百里玉笙颤抖着手,轻轻地解开束腰裙带。
沈慕舟已经不耐烦,上前一把拽下她身上的紫色罗裙,搭在臂弯之间:
“我警告你,若是再让本王知道,你私下里做出这种伤害静初的把戏,本王要了你的命。”
一句话,令百里玉笙瞬间愣怔住了,搂住光裸的身子,满怀旖旎荡然无存。
“殿下这是何意?我何曾做过伤害姐姐的事情?”
沈慕舟平日里和煦的眉眼之间藏着冷厉:“你敢说,这衣裳不是我母妃让你故意骗来的?”
“我骗姐姐衣服做什么?”
“你们的龌龊心思自己清楚!”
沈慕舟从齿缝之间冷冷地挤出这几个字:“静初在你最危难的时候,曾经救过你的性命,你竟然连她都害。我真是错看了你。”

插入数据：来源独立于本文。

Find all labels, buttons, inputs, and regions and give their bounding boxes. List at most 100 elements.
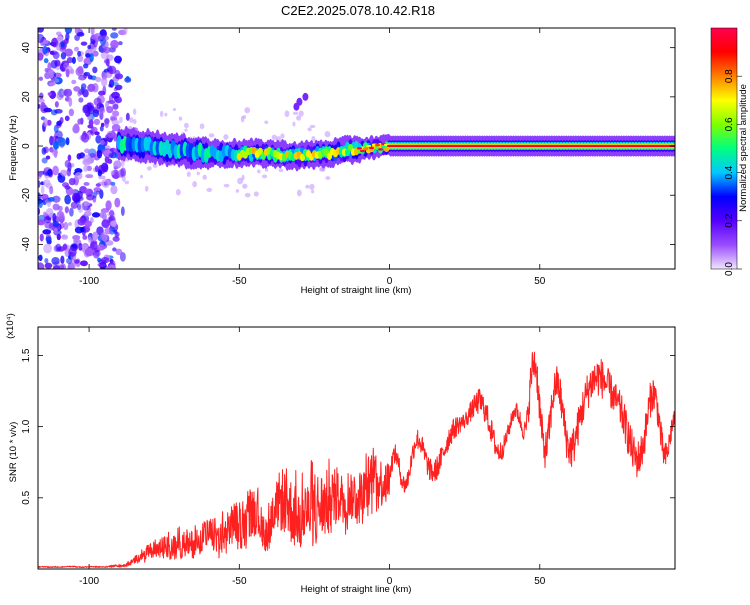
ridge-core xyxy=(368,146,375,150)
snr-y-tick-label: 1.5 xyxy=(21,348,32,362)
noise-speckle xyxy=(38,170,43,177)
spectrogram-y-tick-label: 0 xyxy=(21,143,32,149)
noise-speckle xyxy=(112,110,120,117)
noise-speckle xyxy=(49,148,54,153)
spectrogram-data xyxy=(38,28,675,269)
noise-speckle xyxy=(110,116,118,121)
noise-speckle xyxy=(77,118,82,125)
colorbar-label: Normalized spectral amplitude xyxy=(738,84,749,212)
noise-speckle xyxy=(78,74,87,81)
faint-speckle xyxy=(223,183,230,188)
noise-speckle xyxy=(81,132,90,143)
noise-speckle xyxy=(42,45,48,55)
noise-speckle xyxy=(47,92,52,96)
noise-speckle xyxy=(86,194,95,201)
noise-speckle xyxy=(50,59,58,69)
noise-speckle xyxy=(89,241,98,251)
noise-speckle xyxy=(49,185,54,195)
noise-speckle xyxy=(63,62,69,69)
noise-speckle xyxy=(83,63,89,69)
ridge-core xyxy=(356,147,363,150)
noise-speckle xyxy=(68,108,75,117)
faint-speckle xyxy=(223,134,229,140)
noise-speckle xyxy=(39,92,44,100)
noise-speckle xyxy=(111,119,120,126)
noise-speckle xyxy=(38,219,46,226)
noise-speckle xyxy=(64,48,73,57)
blob xyxy=(302,92,309,101)
noise-speckle xyxy=(38,52,44,61)
noise-speckle xyxy=(107,158,113,164)
faint-speckle xyxy=(253,191,259,197)
colorbar-tick-label: 0.6 xyxy=(724,117,735,131)
faint-speckle xyxy=(132,108,137,115)
faint-speckle xyxy=(206,187,213,192)
noise-speckle xyxy=(38,180,41,188)
noise-speckle xyxy=(84,247,94,257)
noise-speckle xyxy=(65,32,70,41)
faint-speckle xyxy=(124,180,130,185)
noise-speckle xyxy=(92,50,99,57)
noise-speckle xyxy=(68,97,73,107)
noise-speckle xyxy=(45,155,51,160)
noise-speckle xyxy=(66,168,72,177)
blob xyxy=(296,97,303,106)
noise-speckle xyxy=(44,262,53,269)
noise-speckle xyxy=(64,28,73,34)
noise-speckle xyxy=(104,227,112,235)
noise-speckle xyxy=(83,154,92,163)
noise-speckle xyxy=(56,211,65,220)
faint-speckle xyxy=(241,174,245,181)
colorbar: 0.0 0.2 0.4 0.6 0.8 Normalized spectral ampl… xyxy=(710,27,749,276)
noise-speckle xyxy=(73,238,78,244)
faint-speckle xyxy=(296,115,302,121)
noise-speckle xyxy=(113,229,118,234)
spectrogram-y-tick-label: 20 xyxy=(21,91,32,103)
noise-speckle xyxy=(73,86,81,92)
noise-speckle xyxy=(39,233,44,242)
noise-speckle xyxy=(99,107,106,114)
colorbar-ticks: 0.0 0.2 0.4 0.6 0.8 xyxy=(724,69,742,276)
faint-speckle xyxy=(284,110,290,118)
noise-speckle xyxy=(94,131,100,136)
snr-x-tick-label: 0 xyxy=(387,576,393,587)
noise-speckle xyxy=(83,201,91,207)
noise-speckle xyxy=(92,231,99,241)
noise-speckle xyxy=(106,130,116,139)
faint-speckle xyxy=(144,185,149,192)
faint-speckle xyxy=(240,115,245,123)
figure-title: C2E2.2025.078.10.42.R18 xyxy=(281,3,435,18)
noise-speckle xyxy=(88,119,94,127)
noise-speckle xyxy=(125,75,130,82)
snr-x-axis-label: Height of straight line (km) xyxy=(301,584,412,595)
noise-speckle xyxy=(112,247,117,252)
noise-speckle xyxy=(38,262,45,269)
noise-speckle xyxy=(52,51,60,60)
ridge-core xyxy=(374,143,381,147)
faint-speckle xyxy=(296,189,302,197)
noise-speckle xyxy=(70,262,77,269)
noise-speckle xyxy=(114,69,121,79)
spectrogram-y-tick-label: -40 xyxy=(21,237,32,252)
noise-speckle xyxy=(71,79,77,85)
noise-speckle xyxy=(95,183,101,187)
noise-speckle xyxy=(83,210,92,217)
noise-speckle xyxy=(89,53,94,63)
noise-speckle xyxy=(41,147,47,155)
faint-speckle xyxy=(235,189,240,193)
noise-speckle xyxy=(114,84,123,91)
noise-speckle xyxy=(60,255,65,265)
spectrogram-x-tick-label: -50 xyxy=(232,276,247,287)
noise-speckle xyxy=(66,56,74,64)
faint-speckle xyxy=(242,183,248,189)
snr-y-tick-label: 0.5 xyxy=(21,490,32,504)
faint-speckle xyxy=(159,110,164,118)
noise-speckle xyxy=(94,165,99,173)
spectrogram-ticks: -100 -50 0 50 -40 -20 0 20 40 xyxy=(21,28,675,287)
noise-speckle xyxy=(48,82,56,86)
ridge-core xyxy=(299,153,306,162)
noise-speckle xyxy=(52,265,61,269)
noise-speckle xyxy=(106,106,114,114)
noise-speckle xyxy=(80,260,88,267)
spectrogram-y-tick-label: -20 xyxy=(21,188,32,203)
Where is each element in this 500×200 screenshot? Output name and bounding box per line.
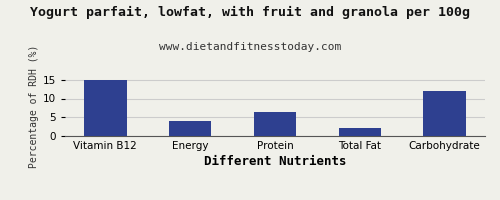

百里玉笙瞬间满腹委屈,一时间不知如何辩驳:“殿下竟然如此误会我?”
“难道不是么?”沈慕舟轻嗤:“从一开始,我就知道,你爹是我母妃的人。
但我在猎场见你,行事光明磊落,不阿谀逢迎,以为不会像有些后宅妇人那般,为争宠玩弄那些蝇营狗苟的手腕。
可你很让本王失望。你非但将你我大婚之事当做儿戏,置本王颜面于不顾,假借我的手除掉你的继母与继妹,竟然还伙同我母妃,耍弄这些阴险手段,加害静初!”
“我没有!”百里玉笙辩解:“我不过是收了姐姐一件衣服而已,怎么害她?”
沈慕舟冷笑:“大婚之日就借口百里玉瑶脏了凤冠霞帔,要借用静初的喜服。
幸好被安王叔拦了下来,你们还不死心?当我真的不知道,你们究竟在打什么主意吗?”
百里玉笙气得胸口起伏,眼圈泛红:“我承认,大婚那日的确是我做得太过分,令你在那么多宾客面前丢了颜面。
你与我怄气,不屑于与我洞房,我都理解,低声下气地待你,不敢有半分怨。
但我百里玉笙一向行得正,坐得端,你何必用这种莫须有的罪名,没头没脑地冤枉我?”
沈慕舟嘲讽地望着她,唇角勾起一抹冷冽:“你若真是没有怨,何必跑到我母妃跟前说三道四,求着我要了你?”